2.3. Struktur Geologi Regional
Tatanan tektonik dan struktur geologi di daerah Jawa bagian barat dipengaruhi oleh
tektonik kepulauan Indonesia bagian barat yang merupakan produk konvergensi Lempeng
Indo-Australia yang relatif bergerak ke arah utara dan Lempeng Eurasia yang relatif diam
(Hamilton, 1979). Berdasarkan rekonstruksi geodinamika (Katili, 1975 op.cit Hamilton,
1979), subduksi lempeng Australia kebawah lempeng Eurasia yang aktif pada Eosen telah
menghasilkan sistem busur kepulauan yang dapat diikuti kemenerusannya mulai dari
11
Burma di baratlaut, Andaman, Sumatra, Jawa, sampai ke Lengkong Banda di Indonesia
bagian timur (Koesoemadinata, 2001). Aktivitas lempeng yang bekerja sangat berperan
dalam membentuk tatanan tektonik suatu daerah, baik dalam membentuk blok-blok
ketinggian atau blok-blok depresi yang dapat berubah fungsi menjadi cekungan-cekungan
pengendapan. Aktivitas lempeng tersebut menjadi faktor yang sangat penting dalam
pembentukkan tatanan struktur dan stratigrafi suatu daerah.
Daerah Penelitian
Gambar 2.3 Peta Pola Struktur Jawa Barat (Martodjojo, 2003)
Terdapat 3 pola struktur dominan yang berkembang di Pulau Jawa berdasarkan
Martodjojo (2003), yaitu:
a.
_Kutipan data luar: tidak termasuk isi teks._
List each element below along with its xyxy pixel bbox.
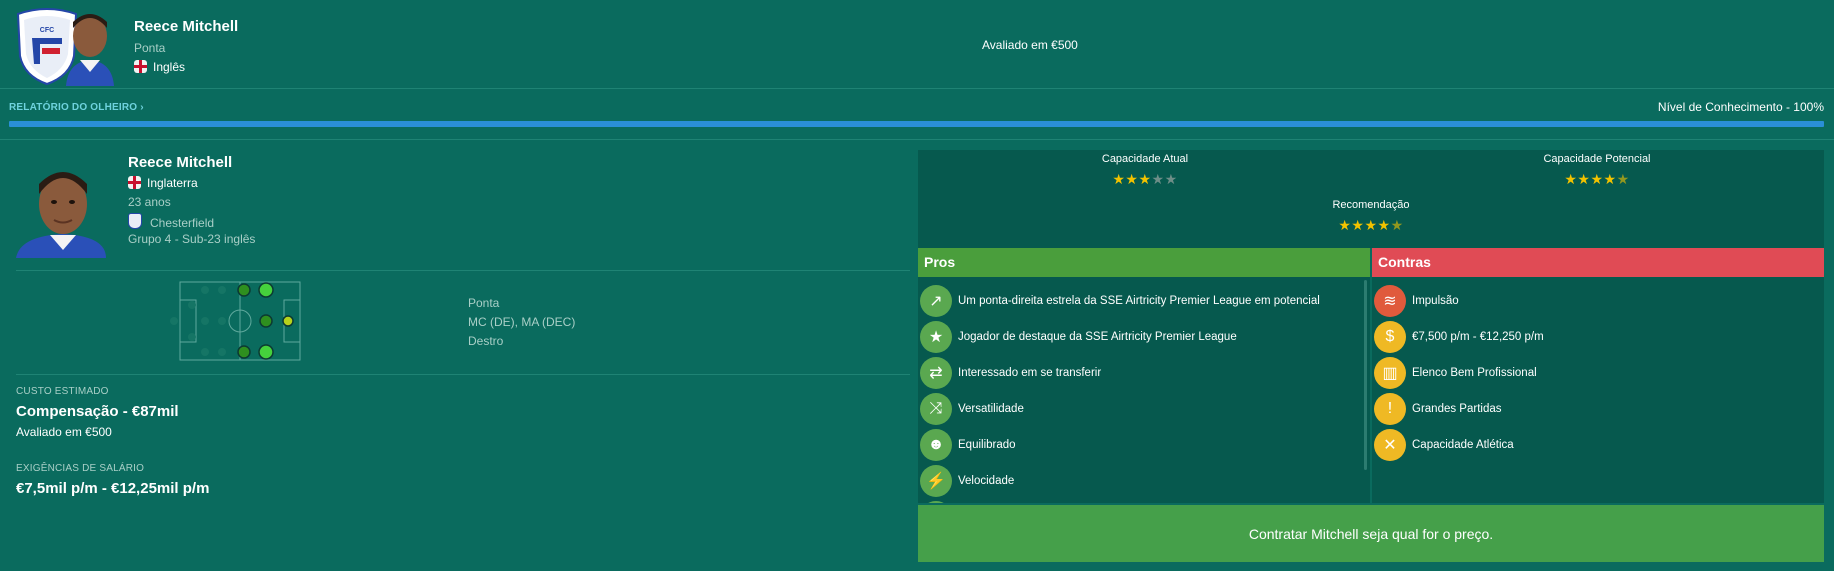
scout-report-label: RELATÓRIO DO OLHEIRO: [9, 102, 138, 113]
position-dot: [237, 345, 251, 359]
cons-item-label: Capacidade Atlética: [1412, 439, 1514, 451]
pros-header: Pros: [918, 248, 1370, 277]
player-age: 23 anos: [128, 195, 171, 209]
pros-title: Pros: [924, 254, 956, 270]
cons-item: ✕ Capacidade Atlética: [1374, 429, 1514, 461]
pros-item: ⚡ Velocidade: [920, 465, 1014, 497]
transfer-icon: ⇄: [920, 357, 952, 389]
position-list: MC (DE), MA (DEC): [468, 315, 576, 329]
player-country-label: Inglaterra: [147, 176, 198, 190]
pros-item-partial: [920, 501, 958, 503]
pros-item-label: Equilibrado: [958, 439, 1016, 451]
england-flag-icon: [134, 60, 147, 73]
position-pitch: [170, 281, 301, 361]
club-badge-icon: [128, 213, 142, 229]
player-club-label: Chesterfield: [150, 216, 215, 230]
cons-item: $ €7,500 p/m - €12,250 p/m: [1374, 321, 1544, 353]
ratings-panel: Capacidade Atual ★★★★★ Capacidade Potenc…: [918, 150, 1824, 248]
current-ability-stars: ★★★★★: [1112, 171, 1178, 187]
athletic-icon: ✕: [1374, 429, 1406, 461]
header-position: Ponta: [134, 41, 166, 55]
recommendation-stars: ★★★★★: [1338, 217, 1404, 233]
spring-icon: ≋: [1374, 285, 1406, 317]
svg-text:CFC: CFC: [40, 27, 54, 34]
pros-item-label: Interessado em se transferir: [958, 367, 1102, 379]
player-country: Inglaterra: [128, 176, 198, 190]
pros-item: ↗ Um ponta-direita estrela da SSE Airtric…: [920, 285, 1320, 317]
header-value: Avaliado em €500: [982, 38, 1078, 52]
pros-item-label: Velocidade: [958, 475, 1015, 487]
potential-ability-stars: ★★★★★: [1564, 171, 1630, 187]
knowledge-progress-bar: [9, 121, 1824, 127]
position-role: Ponta: [468, 296, 500, 310]
position-dot: [258, 344, 274, 360]
player-header: CFC Reece Mitchell Ponta Inglês Avaliado…: [0, 0, 1834, 89]
pros-item-label: Versatilidade: [958, 403, 1024, 415]
sign-at-any-price-button[interactable]: Contratar Mitchell seja qual for o preço…: [918, 505, 1824, 562]
header-nationality-label: Inglês: [153, 60, 186, 74]
cons-header: Contras: [1372, 248, 1824, 277]
position-dot: [259, 314, 273, 328]
cost-value: Compensação - €87mil: [16, 403, 179, 420]
pros-more-icon: [920, 501, 952, 503]
pros-item: ⤨ Versatilidade: [920, 393, 1024, 425]
player-club[interactable]: Chesterfield: [128, 213, 214, 230]
divider: [16, 374, 910, 375]
player-photo-small: [66, 14, 114, 86]
position-dot: [282, 315, 294, 327]
cons-item-label: Grandes Partidas: [1412, 403, 1502, 415]
preferred-foot: Destro: [468, 334, 504, 348]
cons-item: ▥ Elenco Bem Profissional: [1374, 357, 1537, 389]
cost-valued: Avaliado em €500: [16, 425, 112, 439]
star-icon: ★: [920, 321, 952, 353]
cons-title: Contras: [1378, 254, 1431, 270]
cons-item-label: Impulsão: [1412, 295, 1459, 307]
position-dot: [237, 283, 251, 297]
head-icon: ☻: [920, 429, 952, 461]
header-nationality: Inglês: [134, 60, 185, 74]
squad-icon: ▥: [1374, 357, 1406, 389]
big-match-icon: !: [1374, 393, 1406, 425]
versatility-icon: ⤨: [920, 393, 952, 425]
cons-item: ≋ Impulsão: [1374, 285, 1459, 317]
chevron-right-icon: ›: [140, 102, 144, 113]
recommendation-label: Recomendação: [1332, 199, 1410, 211]
potential-ability-label: Capacidade Potencial: [1543, 153, 1651, 165]
pros-item-label: Um ponta-direita estrela da SSE Airtrici…: [958, 295, 1320, 307]
cons-list[interactable]: ≋ Impulsão $ €7,500 p/m - €12,250 p/m ▥ Ele…: [1372, 277, 1824, 503]
cons-item-label: €7,500 p/m - €12,250 p/m: [1412, 331, 1544, 343]
wages-value: €7,5mil p/m - €12,25mil p/m: [16, 480, 210, 497]
pros-item-label: Jogador de destaque da SSE Airtricity Pr…: [958, 331, 1237, 343]
divider: [0, 139, 1834, 140]
knowledge-level: Nível de Conhecimento - 100%: [1657, 100, 1824, 114]
player-photo: [16, 172, 106, 258]
divider: [16, 270, 910, 271]
position-dot: [258, 282, 274, 298]
pros-item: ☻ Equilibrado: [920, 429, 1016, 461]
trend-up-icon: ↗: [920, 285, 952, 317]
cons-item: ! Grandes Partidas: [1374, 393, 1502, 425]
cons-item-label: Elenco Bem Profissional: [1412, 367, 1537, 379]
pros-item: ★ Jogador de destaque da SSE Airtricity P…: [920, 321, 1237, 353]
pros-scrollbar[interactable]: [1364, 280, 1367, 470]
scout-report-link[interactable]: RELATÓRIO DO OLHEIRO ›: [9, 102, 144, 113]
wages-label: EXIGÊNCIAS DE SALÁRIO: [16, 463, 145, 474]
speed-icon: ⚡: [920, 465, 952, 497]
money-bag-icon: $: [1374, 321, 1406, 353]
pros-item: ⇄ Interessado em se transferir: [920, 357, 1101, 389]
current-ability-label: Capacidade Atual: [1101, 153, 1189, 165]
england-flag-icon: [128, 176, 141, 189]
header-player-name[interactable]: Reece Mitchell: [134, 18, 238, 35]
cost-label: CUSTO ESTIMADO: [16, 386, 109, 397]
player-name[interactable]: Reece Mitchell: [128, 154, 232, 171]
pros-list[interactable]: ↗ Um ponta-direita estrela da SSE Airtric…: [918, 277, 1370, 503]
player-squad: Grupo 4 - Sub-23 inglês: [128, 232, 256, 246]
Pola Meratus berarah timurlaut-baratdaya yang merupakan pola tertua dan
terbentuk pada 80-53 juta tahun yang lalu (Kapur Akhir-Eosen Awal). Pola ini
diwakili oleh Sesar Cimandiri, Sesar Naik Rajamandala serta sesar-sesar lainnya.
Pola Meratus yang dihasilkan oleh tektonik kompresi diduga merupakan arah
awal penunjaman lempeng Samudra Indo-Australia ke bawah Paparan Sunda.
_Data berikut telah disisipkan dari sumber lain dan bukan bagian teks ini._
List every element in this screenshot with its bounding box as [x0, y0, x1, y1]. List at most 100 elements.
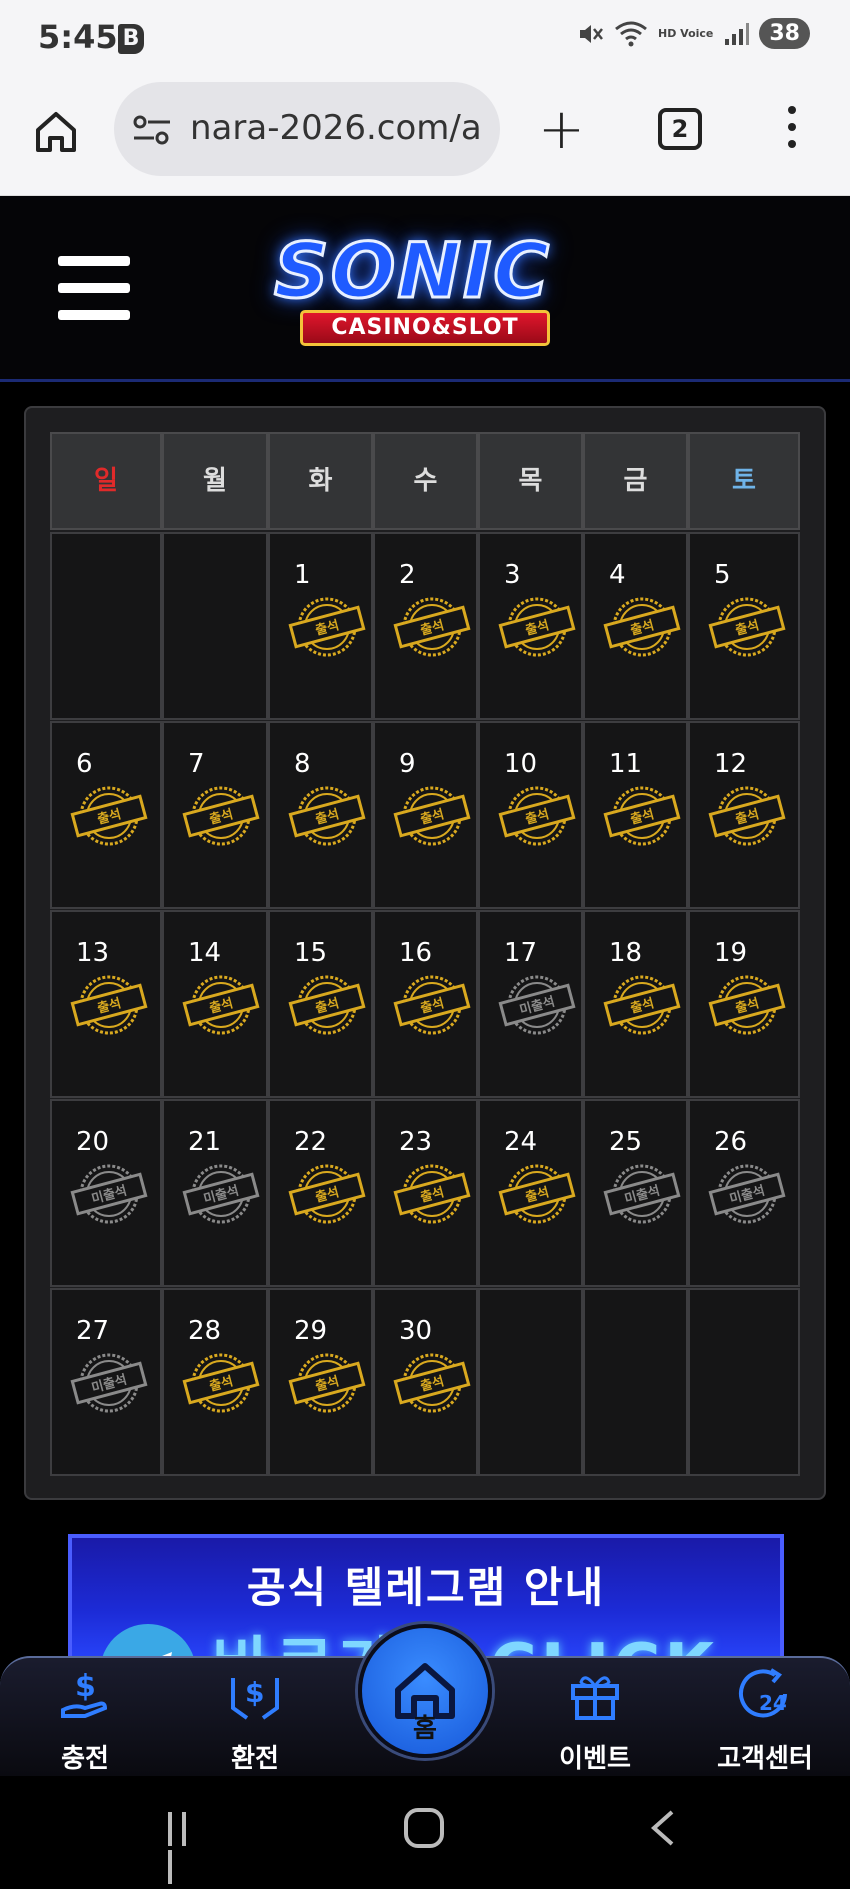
back-icon[interactable]: [650, 1810, 676, 1846]
weekday-header: 월: [162, 432, 268, 530]
calendar-empty-cell: [688, 1288, 800, 1476]
calendar-empty-cell: [162, 532, 268, 720]
home-icon[interactable]: [32, 108, 80, 156]
calendar-day-cell: 29 출석: [268, 1288, 373, 1476]
attended-stamp-icon: 출석: [288, 975, 366, 1035]
svg-text:$: $: [245, 1676, 264, 1709]
calendar-day-cell: 16 출석: [373, 910, 478, 1098]
status-icons: HD Voice 38: [576, 18, 810, 49]
calendar-day-cell: 11 출석: [583, 721, 688, 909]
calendar-empty-cell: [478, 1288, 583, 1476]
day-number: 6: [76, 749, 93, 779]
calendar-day-cell: 17 미출석: [478, 910, 583, 1098]
day-number: 27: [76, 1316, 110, 1346]
weekday-header: 일: [50, 432, 162, 530]
attended-stamp-icon: 출석: [393, 786, 471, 846]
nav-event[interactable]: 이벤트: [540, 1658, 650, 1778]
attended-stamp-icon: 출석: [288, 1353, 366, 1413]
calendar-day-cell: 30 출석: [373, 1288, 478, 1476]
absent-stamp-icon: 미출석: [182, 1164, 260, 1224]
calendar-day-cell: 24 출석: [478, 1099, 583, 1287]
day-number: 16: [399, 938, 433, 968]
day-number: 13: [76, 938, 110, 968]
status-time: 5:45: [38, 18, 118, 56]
more-vert-icon[interactable]: [784, 106, 800, 156]
absent-stamp-icon: 미출석: [70, 1164, 148, 1224]
day-number: 14: [188, 938, 222, 968]
tabs-icon[interactable]: 2: [658, 108, 702, 150]
nav-home[interactable]: 홈: [358, 1624, 492, 1758]
signal-icon: [725, 22, 750, 45]
logo-title: SONIC: [272, 225, 552, 317]
day-number: 18: [609, 938, 643, 968]
battery-icon: 38: [759, 18, 810, 49]
attended-stamp-icon: 출석: [393, 1353, 471, 1413]
banner-title: 공식 텔레그램 안내: [246, 1563, 606, 1612]
absent-stamp-icon: 미출석: [498, 975, 576, 1035]
mute-icon: [579, 24, 603, 43]
nav-deposit[interactable]: $ 충전: [30, 1658, 140, 1778]
attended-stamp-icon: 출석: [288, 597, 366, 657]
nav-label: 이벤트: [559, 1744, 631, 1774]
attended-stamp-icon: 출석: [70, 975, 148, 1035]
day-number: 17: [504, 938, 538, 968]
attended-stamp-icon: 출석: [603, 786, 681, 846]
day-number: 3: [504, 560, 521, 590]
attended-stamp-icon: 출석: [393, 975, 471, 1035]
day-number: 25: [609, 1127, 643, 1157]
day-number: 22: [294, 1127, 328, 1157]
nav-support[interactable]: 24 고객센터: [710, 1658, 820, 1778]
plus-icon[interactable]: +: [538, 102, 585, 158]
attended-stamp-icon: 출석: [708, 597, 786, 657]
attended-stamp-icon: 출석: [708, 786, 786, 846]
attended-stamp-icon: 출석: [603, 975, 681, 1035]
recent-apps-icon[interactable]: [168, 1812, 208, 1884]
support-24-icon: 24: [739, 1668, 787, 1718]
calendar-day-cell: 13 출석: [50, 910, 162, 1098]
day-number: 24: [504, 1127, 538, 1157]
nav-withdraw[interactable]: $ 환전: [200, 1658, 310, 1778]
calendar-day-cell: 25 미출석: [583, 1099, 688, 1287]
url-bar[interactable]: nara-2026.com/a: [114, 82, 500, 176]
hamburger-icon[interactable]: [58, 256, 130, 320]
calendar-day-cell: 4 출석: [583, 532, 688, 720]
attended-stamp-icon: 출석: [182, 1353, 260, 1413]
weekday-header: 금: [583, 432, 688, 530]
site-header: SONIC CASINO&SLOT: [0, 196, 850, 382]
absent-stamp-icon: 미출석: [70, 1353, 148, 1413]
url-text[interactable]: nara-2026.com/a: [190, 108, 490, 148]
day-number: 26: [714, 1127, 748, 1157]
calendar-day-cell: 3 출석: [478, 532, 583, 720]
day-number: 11: [609, 749, 643, 779]
day-number: 19: [714, 938, 748, 968]
system-nav: [0, 1776, 850, 1889]
hd-voice-icon: HD Voice: [658, 28, 713, 39]
calendar-day-cell: 8 출석: [268, 721, 373, 909]
calendar-day-cell: 27 미출석: [50, 1288, 162, 1476]
attended-stamp-icon: 출석: [393, 1164, 471, 1224]
day-number: 7: [188, 749, 205, 779]
calendar-empty-cell: [50, 532, 162, 720]
attended-stamp-icon: 출석: [182, 975, 260, 1035]
site-logo[interactable]: SONIC CASINO&SLOT: [264, 224, 604, 356]
attended-stamp-icon: 출석: [708, 975, 786, 1035]
screen: 5:45 B HD Voice 38 nara-2026.com/a + 2 S…: [0, 0, 850, 1889]
day-number: 30: [399, 1316, 433, 1346]
site-settings-icon[interactable]: [132, 112, 172, 148]
calendar-day-cell: 20 미출석: [50, 1099, 162, 1287]
calendar-day-cell: 26 미출석: [688, 1099, 800, 1287]
deposit-icon: $: [61, 1669, 108, 1718]
calendar-day-cell: 28 출석: [162, 1288, 268, 1476]
svg-text:$: $: [75, 1669, 96, 1704]
nav-label: 환전: [231, 1744, 279, 1774]
nav-label: 충전: [61, 1744, 109, 1774]
svg-text:24: 24: [759, 1691, 787, 1715]
calendar-empty-cell: [583, 1288, 688, 1476]
weekday-header: 토: [688, 432, 800, 530]
nav-label: 고객센터: [717, 1744, 813, 1774]
status-bar: 5:45 B HD Voice 38: [0, 0, 850, 80]
home-circle-icon[interactable]: [404, 1808, 444, 1848]
calendar-day-cell: 22 출석: [268, 1099, 373, 1287]
wifi-icon: [615, 21, 647, 46]
calendar-day-cell: 1 출석: [268, 532, 373, 720]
b. Pola Sunda, berarah utara-selatan yang terbentuk pada 53-32 juta tahun yang lalu
(Eosen Awal – Oligosen Awal). Pola ini berupa kelurusan Ciletuh – Kepulauan
Seribu. Pola Sunda dihasilkan oleh tektonik regangan. Fasa regangan ini
12
membentuk horst dan graben yang ditafsirkan terbentuk pada akhir Eosen. Pola
ini umumnya terdapat di bagian barat wilayah Jawa Barat dan lepas pantai utara
Jawa Barat.
c. Pola Jawa berarah barat-timur merupakan pola struktur termuda yang terbentuk
pada Kala Neogen yang mengaktifkan pola sebelumnya dan mengakibatkan
Pulau Jawa mengalami pola koompresi dengan tegasan berarah utara-selatan.
Pola ini diwakili oleh Sesar Baribis, sesar-sesar di lembah Cimandiri dan G.
Walat. Pada Kala Miosen Awal-Pliosen, Cekungan Bogor yang Kala Eosen
Tengah-Oligosen merupakan cekungan depan busur magmatik, berubah menjadi
cekungan belakang busur magmatik sehingga terbentuk sesar-sesar anjakan dan
lipatan.
Berdasarkan peta pola struktur Jawa barat (Gambar 2.3), daerah penelitian
dipengaruhi oleh struktur Pola Jawa dan Pola Sunda. Pola Sunda yang berarah utara –
selatan ditafsirkan terbentuk pada Kala Eosen, sedangkan Pola Jawa yang berarah barat –
timur ditafsirkan terbentuk pada Neogen.